“Find Your Place” in US Census Data!

Happy National Library Week! This year’s theme is “Find Your Place at the Library,” and we are taking the opportunity to highlight some of the resources available at the RSSC Center that can help you do just that! The special service that our department of the DPL provides in this regard is showing you how to locate “your place” at points of time in the past.  Is your place a home or a business property in Davenport? With city directories, newspaper articles, city building permits, maps, photographs, and even, in some cases, architectural drawings in our collection, we can help you trace its history.  Is your place as a member of a community organization? We have records of groups like the Tuesday Club going back to the 19th century.  Is your place on a family tree with roots in Scott County?  We have vital records, naturalization records, court records, and more to help you fill in your ancestry charts.

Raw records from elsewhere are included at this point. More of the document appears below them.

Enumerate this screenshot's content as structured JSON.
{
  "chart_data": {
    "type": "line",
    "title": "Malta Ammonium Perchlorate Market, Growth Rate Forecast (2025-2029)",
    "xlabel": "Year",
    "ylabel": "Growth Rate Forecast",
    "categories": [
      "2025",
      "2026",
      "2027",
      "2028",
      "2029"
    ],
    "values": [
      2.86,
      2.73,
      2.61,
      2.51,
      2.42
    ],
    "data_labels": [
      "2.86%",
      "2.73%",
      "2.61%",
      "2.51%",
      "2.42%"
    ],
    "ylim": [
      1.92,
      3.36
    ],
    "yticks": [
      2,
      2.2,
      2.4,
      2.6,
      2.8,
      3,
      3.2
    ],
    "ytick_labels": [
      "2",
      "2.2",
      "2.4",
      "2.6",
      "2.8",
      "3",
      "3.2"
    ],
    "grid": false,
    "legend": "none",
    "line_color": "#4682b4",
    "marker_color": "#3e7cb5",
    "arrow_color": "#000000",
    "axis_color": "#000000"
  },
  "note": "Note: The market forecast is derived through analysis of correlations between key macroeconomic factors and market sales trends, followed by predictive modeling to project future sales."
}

The current effort to encourage participation in the 2020 Census suggests you might also imagine your “place” in terms of one of the categories of information the US government collects about its population. Are you or one of your ancestors a member of a group of people defined by age, sex, race, ethnicity, ancestry, citizenship status, income level, or level of educational attainment? Census resources in Special Collections can help you find out!

For example, you might use the US Census records available on our Ancestry Library database to find out more about an ancestor’s neighbors in the past. For a 2018 blog post in honor of Women’s History Month, I examined the 1910 Census via Ancestry to discover information about the lives of women of various ethnicities living in Davenport at that time. Perhaps one of the Hungarian women who kept a boarding house for her countrymen laboring in Davenport then was your great-grandmother?

With US Census Bureau publications from our Government Documents collection such as U.S. Population Estimates by Age, Sex, Race, and Hispanic Origin, 1990 to 1997, you might discover more about the identity group in which you or one of your family members fit. How does your individual experience compare to the conditions reported about other black Hispanic children who grew up in the United States during the 1990’s?

Print publications that make use of federal census data like Iowa 2000 Summary Population and Housing Characteristics from the U.S. Department of Commerce includes maps showing areas in Iowa where Native Americans resided in 2000. Were you or one of your relatives among them?

Although the Ancestry database, the microfiche reader, and Special Collections reading room space are unavailable due to the DPL’s COVID-19 emergency closing, our staff is still poised to copy and deliver US Census and other information to you via email. Send us a message or give us a call with your request!

However, if you feel like striking out on your own to “find your place” within the world of US Census data from the comfort of your own home during quarantine, the Census Bureau has recently expanded its online offerings. You can search for the same publications you might find in Government Documents on topics such as education, employment, housing, income and poverty, as well as population by age, ancestry, ethnicity, race, and sex, in the Census.gov Library. Many of these provide insight into aspects of American society going further back into the past, such as Women in Gainful Occupations, 1870 to 1920 (1929) and the series of P23 reports on the Social and Economic Status of Negroes in the United States in the early 1970s.

Just last month, on March 25th, the Census Bureau released the P25 set of publications online. These are reports of population estimates and projections going back to the 1940’s. A downloadable index can be found here.

You can also find publications reviewing historical census data, such as this one:

The online Library also contains “Infographics and Visualizations” based on more recent data from programs like the American Community Survey, including this map showing different concentrations of people reporting Irish ancestry throughout the country:

Some of these are interactive: you can zoom in to Scott County, Iowa on this map to learn about the concentrations of poverty in our area between the years of 2014 and 2018.

Perhaps most exciting of all is the new (March 31st) platform, data.census.gov, which allows you direct access to Census Bureau data sets of all kinds for several different levels of geography. For example, to compare information about the foreign-born population in Scott County, Iowa, and Rock Island County, Illinois, in the 2018 ACS, you can search for the Geographic Profile of each place, limiting results to those in the “People and Population” section, and downloading the final visualization.

This table breaks down the 2018 ACS estimate of the people in Davenport reporting a single ancestry by specific nationalities/ethnicities. Not surprisingly, estimates of those with German (10,710) and Irish (4,002) ancestry are at the top.

The Census Bureau offers plenty of support for those who wish to explore data.census.gov, including “Census Academy” webinars such as “How to Access Race, Ethnicity, Foreign Born, and Ancestry Data.”

We hope you will check out these US Census data resources! Enjoy the journey to your or your family members’ “place” within our country’s past and present life!